Chapters 3 and 4, in which Guthrie examines case studies through radio and film respectively, are the most compelling in terms of the intersectional multimediality of the middlebrow, showcasing richly documented archival work on mid-twentieth-century public initiatives for music education. Particularly interesting is the chapter “Victorians on Radio,” in which Guthrie describes how “music educators adapted late-Victorian ideals of cultivation to meet the cultural and political challenges of twentieth-century modernity” (98). The case study of extramural education at the University of Birmingham dovetails nicely into the debates about school education and modern music in chapter 6. In chapter 5, Guthrie contextualizes the persistent presence of canonical composers such as Bach, Mozart, and Beethoven within a discourse of conservativism (141), providing evidence for the fact that the canonization of these composers has been contested historically, despite their ongoing prevalence. Guthrie's reading of Peter Maxwell Davies's O Magnum Mysterium in chapter 6 is cogent and captivating as an analysis of middlebrow modernity while raising the question of why such close musical readings are absent in the other chapters and what the analysis of musical texts within the project as a whole really achieves—that is, is the very act of providing a close reading of O Magnum Mysterium itself a contemporary (re)enaction of middlebrow pedagogical principles?

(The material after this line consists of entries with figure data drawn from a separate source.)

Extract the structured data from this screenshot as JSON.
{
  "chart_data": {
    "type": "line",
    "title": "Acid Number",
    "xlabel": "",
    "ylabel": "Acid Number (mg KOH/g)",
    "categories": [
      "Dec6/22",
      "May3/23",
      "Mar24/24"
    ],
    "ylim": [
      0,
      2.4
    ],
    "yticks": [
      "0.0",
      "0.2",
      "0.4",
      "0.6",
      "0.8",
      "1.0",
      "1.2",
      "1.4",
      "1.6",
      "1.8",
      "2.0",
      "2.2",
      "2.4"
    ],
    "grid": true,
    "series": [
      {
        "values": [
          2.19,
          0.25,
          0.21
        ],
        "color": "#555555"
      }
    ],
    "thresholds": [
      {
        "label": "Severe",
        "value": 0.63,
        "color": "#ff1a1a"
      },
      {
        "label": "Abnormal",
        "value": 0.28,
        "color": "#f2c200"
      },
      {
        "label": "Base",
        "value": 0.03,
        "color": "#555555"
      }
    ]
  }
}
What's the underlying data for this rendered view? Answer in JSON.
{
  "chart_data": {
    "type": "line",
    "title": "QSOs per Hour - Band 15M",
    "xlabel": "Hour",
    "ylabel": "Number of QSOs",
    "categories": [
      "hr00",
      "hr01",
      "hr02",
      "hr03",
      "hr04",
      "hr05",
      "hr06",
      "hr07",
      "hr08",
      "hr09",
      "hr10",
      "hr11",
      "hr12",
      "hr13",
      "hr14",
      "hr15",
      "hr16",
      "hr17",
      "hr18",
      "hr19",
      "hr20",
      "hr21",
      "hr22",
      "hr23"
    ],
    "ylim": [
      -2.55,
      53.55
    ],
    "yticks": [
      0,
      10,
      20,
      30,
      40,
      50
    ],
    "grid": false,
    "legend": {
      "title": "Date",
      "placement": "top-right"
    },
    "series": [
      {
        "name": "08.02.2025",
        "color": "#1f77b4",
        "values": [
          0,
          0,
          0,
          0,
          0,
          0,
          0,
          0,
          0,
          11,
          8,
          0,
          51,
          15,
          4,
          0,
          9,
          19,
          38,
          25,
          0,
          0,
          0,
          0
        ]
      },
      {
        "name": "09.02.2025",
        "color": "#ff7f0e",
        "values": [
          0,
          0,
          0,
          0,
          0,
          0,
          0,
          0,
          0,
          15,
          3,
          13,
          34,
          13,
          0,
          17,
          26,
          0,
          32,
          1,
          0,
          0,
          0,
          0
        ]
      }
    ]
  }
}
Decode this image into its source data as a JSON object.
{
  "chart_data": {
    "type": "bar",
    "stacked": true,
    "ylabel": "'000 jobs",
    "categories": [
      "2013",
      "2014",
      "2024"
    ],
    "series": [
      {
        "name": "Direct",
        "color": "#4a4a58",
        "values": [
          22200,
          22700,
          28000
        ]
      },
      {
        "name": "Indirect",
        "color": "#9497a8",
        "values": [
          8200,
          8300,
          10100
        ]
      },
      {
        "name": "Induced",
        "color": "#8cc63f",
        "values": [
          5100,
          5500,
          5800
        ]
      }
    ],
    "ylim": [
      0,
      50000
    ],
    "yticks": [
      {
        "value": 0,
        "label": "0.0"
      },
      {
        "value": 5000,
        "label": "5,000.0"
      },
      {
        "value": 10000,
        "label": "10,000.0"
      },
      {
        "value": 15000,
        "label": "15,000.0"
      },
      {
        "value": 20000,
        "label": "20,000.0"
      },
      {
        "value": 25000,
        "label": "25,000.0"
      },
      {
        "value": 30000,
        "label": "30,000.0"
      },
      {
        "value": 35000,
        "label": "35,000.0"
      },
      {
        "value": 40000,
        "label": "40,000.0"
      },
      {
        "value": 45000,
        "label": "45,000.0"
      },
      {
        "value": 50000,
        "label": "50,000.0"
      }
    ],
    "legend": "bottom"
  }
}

Finally, the short epilogue incorporates the first sustained examination of an arguably more popular musical example (in this case, the influence of hip hop in Gabriel Prokofiev's Concerto for Turntable and Orchestra at the BBC Proms in 2011), underscoring timely debates about how the middlebrow intersects with contemporary issues of cultural appropriation, race, and gender (female YouTube commentators are quoted as source material, for example). The sudden incorporation of a more diverse range of voices at this final stage retrospectively exposes the comparative absence of such perspectives in the main chapters. I do not intend this to be a criticism, as much as a comment on the lack of an intersectional diversity within the existing archive of the musical middlebrow in twentieth-century Britain: Guthrie's subjects and sources are overwhelmingly white men, promoting the music of white men as a way to mediate between conflicting cultural hierarchies and technologies that were, undeniably, gendered and racialized, both then and now. This archival fact is revealing, highlighting the possibility that the roots of twentieth-century middlebrow culture did not create sufficient space, by definition, for female or ethnic minority agents to lead the cause of inclusive music appreciation efforts in Britain. As such, the leap to cultural pluralism in the epilogue poses crucial and relevant questions about why and for whom certain genres have been traditionally classified as highbrow, lowbrow, or in between, and how the middlebrow might serve to confront and repair such hierarchical imbalances.

I look forward to seeing the conversations that will be inspired by Guthrie's excellent research. Her closing challenge, that value-laden aesthetic hierarchies “remain constitutive of Britain's musical culture” today (218), will be relevant for years to come.